Snow and rainfall patterns change over time, altering the frequency and magnitude of floods. Climate change is also increasing the intensity of storms. Last April saw six times as much rain in the Ohio valley, which drains into the Mississippi, as in a normal year.

Criss argues the Army Corps of Engineers forecasts have played down the flood risk, encouraging individuals and corporations to move into flood-prone areas where they are not safe.

The corps's levee-building strategy was also flawed because it did not give the rivers chance to move, Criss said.

"We have actually made the flooding worse. Their homes are getting flooded all the time now," Criss said. "We have got to start moving people and business out of the flood plain."

By the time General Michael Walsh, the commander of the Army Corps of Engineers, began fighting these floods, his mission was refined to its essence – do not let more than 35,000 cubic metres per second of water rush down the Mississippi towards New Orleans.

But it came at a cost. The only way to keep flood waters out of New Orleans was to redirect them. The plan called for flooding the Atchafalaya basin, keeping New Orleans safe but condemning scattered hamlets to drowning.

"He held off on that decision as long as he could.

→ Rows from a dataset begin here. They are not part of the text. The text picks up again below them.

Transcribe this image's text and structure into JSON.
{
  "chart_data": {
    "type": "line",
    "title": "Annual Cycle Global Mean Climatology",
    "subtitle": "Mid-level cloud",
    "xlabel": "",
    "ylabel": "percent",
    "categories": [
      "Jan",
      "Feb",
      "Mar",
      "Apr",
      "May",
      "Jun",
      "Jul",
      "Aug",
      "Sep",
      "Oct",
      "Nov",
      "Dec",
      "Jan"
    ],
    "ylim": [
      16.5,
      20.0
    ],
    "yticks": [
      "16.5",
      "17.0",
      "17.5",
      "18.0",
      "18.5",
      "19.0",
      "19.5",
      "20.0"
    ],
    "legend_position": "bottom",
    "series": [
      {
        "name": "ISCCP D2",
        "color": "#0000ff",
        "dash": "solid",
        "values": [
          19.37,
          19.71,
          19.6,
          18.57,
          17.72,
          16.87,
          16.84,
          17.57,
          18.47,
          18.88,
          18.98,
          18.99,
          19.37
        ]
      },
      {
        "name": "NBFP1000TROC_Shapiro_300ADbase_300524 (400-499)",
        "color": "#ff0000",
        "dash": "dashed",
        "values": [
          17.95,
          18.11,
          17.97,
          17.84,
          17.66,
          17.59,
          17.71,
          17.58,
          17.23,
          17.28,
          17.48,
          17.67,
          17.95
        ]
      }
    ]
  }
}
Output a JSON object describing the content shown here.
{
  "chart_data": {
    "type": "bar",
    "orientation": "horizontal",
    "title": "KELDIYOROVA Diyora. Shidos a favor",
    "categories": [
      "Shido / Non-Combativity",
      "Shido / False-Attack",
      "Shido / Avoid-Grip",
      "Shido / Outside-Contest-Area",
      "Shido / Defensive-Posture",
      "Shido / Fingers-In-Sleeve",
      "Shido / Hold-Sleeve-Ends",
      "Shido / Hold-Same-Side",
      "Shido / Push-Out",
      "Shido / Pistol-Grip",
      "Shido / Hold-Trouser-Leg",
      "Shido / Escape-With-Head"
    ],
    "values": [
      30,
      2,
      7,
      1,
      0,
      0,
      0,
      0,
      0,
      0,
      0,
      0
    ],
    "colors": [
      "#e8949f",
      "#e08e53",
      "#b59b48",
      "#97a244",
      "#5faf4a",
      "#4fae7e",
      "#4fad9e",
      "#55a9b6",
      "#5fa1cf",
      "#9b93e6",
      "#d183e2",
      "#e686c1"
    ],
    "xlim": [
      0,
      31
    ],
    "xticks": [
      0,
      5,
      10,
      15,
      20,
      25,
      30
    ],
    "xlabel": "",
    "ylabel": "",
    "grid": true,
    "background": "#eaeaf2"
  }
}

He hovered at the tipping point for three or four days," said Charles Camillo, the corps's official historian. "We might not have operated had it not been for that last rainstorm. That broke our backs. The rain came in, and we could not hold any more water back."

Once the giant steel gates were lifted on the Morganza spillway, the forests and scattered settlements of Louisiana's Cajun country began to fill with water.

According to initial predictions, Butte La Rose, which has about 800 year-round and part-time residents, would be under more than 20ft of water. Days after the first gates were opened, there was no sign of flooding. Officials said the water was moving slowly because the ground was so parched because of a recent drought.

In the past few days, Butte La Rose has seen a procession of moving vans as people hurriedly load up their belongings before the mandatory evacuation order goes into effect on Monday.

Most of the homes are flimsy affairs – hunting shacks or trailers – but it was a wrench for their owners to leave them.

"Come time I will move out," said Earl Quebedeaux, sitting on a dock at the back of his trailer eating stewed tomatoes out of a tin. "But I don't believe the water is going to get that high. Last night it only came up a couple of inches, same thing the night before."

And if it does get that high? "Even if it destroys my trailer I'm going to come back. I'll just build me a house boat."